Le débat autour de l’existence ou de la non-existence d’un "racisme inversé" a fait couler de l’encre chez les journalistes comme chez les intellectuels. De nombreux sociologues se sont pourtant accordés pour affirmer qu’il n’existe pas de "racisme anti-blanc". Voici un texte qui détaille les raisons du choix de cette posture.

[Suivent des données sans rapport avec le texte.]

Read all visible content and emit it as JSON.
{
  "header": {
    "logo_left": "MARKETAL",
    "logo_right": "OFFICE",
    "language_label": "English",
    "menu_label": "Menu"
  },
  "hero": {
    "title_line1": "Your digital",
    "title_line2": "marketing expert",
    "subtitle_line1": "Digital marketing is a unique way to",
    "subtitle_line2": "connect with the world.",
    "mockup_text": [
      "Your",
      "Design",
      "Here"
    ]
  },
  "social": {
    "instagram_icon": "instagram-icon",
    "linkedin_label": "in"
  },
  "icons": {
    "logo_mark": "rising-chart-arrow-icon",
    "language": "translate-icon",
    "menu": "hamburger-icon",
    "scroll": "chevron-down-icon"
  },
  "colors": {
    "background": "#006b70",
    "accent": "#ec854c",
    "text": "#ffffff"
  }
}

« Lorsque l’on tape "racisme" sous google, la première proposition qui apparaît est "racisme anti-blanc". Et sur les liens proposés, il faut attendre le quatrième pour avoir une critique de cette notion. Les sociologues affirment souvent que le "racisme anti-blanc" n’existe pas : une idée mal comprise, parce que souvent appréhendée avec ce qu’il faut de mauvaise foi pour se lancer dans la fausse indignation contre la "bien-pensance". Derrière cette idée, ce qu’il y a en jeu, c’est la compréhension de ce qu’est le racisme. Le plus souvent, celui-ci est perçu comme un sentiment individuel - en grande partie parce que les mouvements et politiques anti-racistes contribuent largement à le cadrer ainsi. Pourtant, du point de vue sociologique, ce n’est pas cela le racisme. Le racisme, c’est un système. Explications.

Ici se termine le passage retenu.